有人低头小声嘟囔:“你不也来了吗!还说我们。”
万军儒:“说什么呢?大点声。”
“没,那主任,没事的话,我们先走了。”
万军儒挥了挥手,应了。
旁边,姜逢从吧台凳子上下来,掸了掸宽松的白t,目光好笑地去看站在万军儒大腿边的小孩。
还学会去告状了!
挥了挥手,示意满月哒哒走过去,然后抱坐在凳子上,将一杯调好的低度酒摆在小孩面前。
可没等满月碰到嘴巴,万军儒就从后面冒出夺了过来:“你平时就是这么带孩子的?还给她喂酒。
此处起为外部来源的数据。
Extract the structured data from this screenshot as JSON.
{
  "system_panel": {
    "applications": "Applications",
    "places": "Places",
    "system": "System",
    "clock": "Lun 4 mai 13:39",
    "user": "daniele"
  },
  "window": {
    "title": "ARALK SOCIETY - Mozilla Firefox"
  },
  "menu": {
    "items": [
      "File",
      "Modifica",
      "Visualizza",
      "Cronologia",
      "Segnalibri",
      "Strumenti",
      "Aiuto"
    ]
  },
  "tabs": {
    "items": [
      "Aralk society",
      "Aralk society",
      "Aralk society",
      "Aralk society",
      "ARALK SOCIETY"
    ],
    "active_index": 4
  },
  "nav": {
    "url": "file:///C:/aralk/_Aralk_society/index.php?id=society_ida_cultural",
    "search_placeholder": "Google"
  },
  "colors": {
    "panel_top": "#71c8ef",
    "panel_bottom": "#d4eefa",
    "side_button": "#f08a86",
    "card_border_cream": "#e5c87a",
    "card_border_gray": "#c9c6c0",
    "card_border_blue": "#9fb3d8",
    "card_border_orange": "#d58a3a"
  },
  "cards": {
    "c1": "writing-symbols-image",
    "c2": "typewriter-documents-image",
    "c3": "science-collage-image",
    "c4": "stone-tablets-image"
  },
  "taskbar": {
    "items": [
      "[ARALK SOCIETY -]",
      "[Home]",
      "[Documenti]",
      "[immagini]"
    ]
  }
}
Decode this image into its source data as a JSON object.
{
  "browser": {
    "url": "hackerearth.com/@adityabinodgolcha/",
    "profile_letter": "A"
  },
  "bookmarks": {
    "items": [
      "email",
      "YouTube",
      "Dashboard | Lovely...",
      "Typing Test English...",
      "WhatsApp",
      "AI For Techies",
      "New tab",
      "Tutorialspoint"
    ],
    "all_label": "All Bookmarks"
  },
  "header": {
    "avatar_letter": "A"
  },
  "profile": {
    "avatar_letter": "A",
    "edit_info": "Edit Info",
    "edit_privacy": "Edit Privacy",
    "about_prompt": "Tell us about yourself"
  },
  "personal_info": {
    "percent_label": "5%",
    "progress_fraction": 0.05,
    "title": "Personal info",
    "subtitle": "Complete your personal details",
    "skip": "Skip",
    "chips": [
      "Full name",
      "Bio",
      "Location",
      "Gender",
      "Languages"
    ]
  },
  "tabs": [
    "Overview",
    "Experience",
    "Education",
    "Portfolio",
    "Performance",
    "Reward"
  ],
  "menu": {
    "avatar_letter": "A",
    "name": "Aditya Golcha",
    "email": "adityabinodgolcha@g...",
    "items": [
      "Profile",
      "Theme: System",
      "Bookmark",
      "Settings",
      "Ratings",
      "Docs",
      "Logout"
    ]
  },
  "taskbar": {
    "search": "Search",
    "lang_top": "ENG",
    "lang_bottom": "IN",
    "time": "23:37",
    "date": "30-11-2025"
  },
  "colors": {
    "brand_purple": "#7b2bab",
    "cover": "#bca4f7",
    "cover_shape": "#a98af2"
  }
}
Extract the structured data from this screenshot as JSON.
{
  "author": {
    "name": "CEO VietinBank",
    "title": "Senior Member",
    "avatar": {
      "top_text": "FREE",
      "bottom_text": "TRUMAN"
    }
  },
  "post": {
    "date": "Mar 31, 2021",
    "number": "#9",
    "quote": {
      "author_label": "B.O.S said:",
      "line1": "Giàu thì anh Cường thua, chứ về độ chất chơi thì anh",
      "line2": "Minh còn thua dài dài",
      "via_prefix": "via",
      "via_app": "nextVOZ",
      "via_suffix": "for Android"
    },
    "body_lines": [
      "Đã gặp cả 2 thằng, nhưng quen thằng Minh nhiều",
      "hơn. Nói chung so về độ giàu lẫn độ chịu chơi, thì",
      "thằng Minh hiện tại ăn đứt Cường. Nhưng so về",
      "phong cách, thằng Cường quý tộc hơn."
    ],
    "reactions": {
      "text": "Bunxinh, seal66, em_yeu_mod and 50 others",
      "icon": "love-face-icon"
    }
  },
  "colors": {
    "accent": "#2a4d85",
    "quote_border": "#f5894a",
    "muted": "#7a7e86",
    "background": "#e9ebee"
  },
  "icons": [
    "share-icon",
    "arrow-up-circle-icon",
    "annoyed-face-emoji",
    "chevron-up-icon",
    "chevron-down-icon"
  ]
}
”
姜逢:“孩子闹,非要喝,要不您也尝尝?”
“我问你。”万军悄悄靠近:“你到底知不知道张伟在哪?”
姜逢抱起小孩,跟万军儒一起到外面说。
万军儒:“那孩子挺不容易的,虽然平时调皮点,但心眼不坏,他这么长时间不来上课,可别真跟你有关系!”
姜逢自顾自的:“还真有。”
他椅在旁边的车门上,在万军儒慑人的目光中把事情跟他说了一遍。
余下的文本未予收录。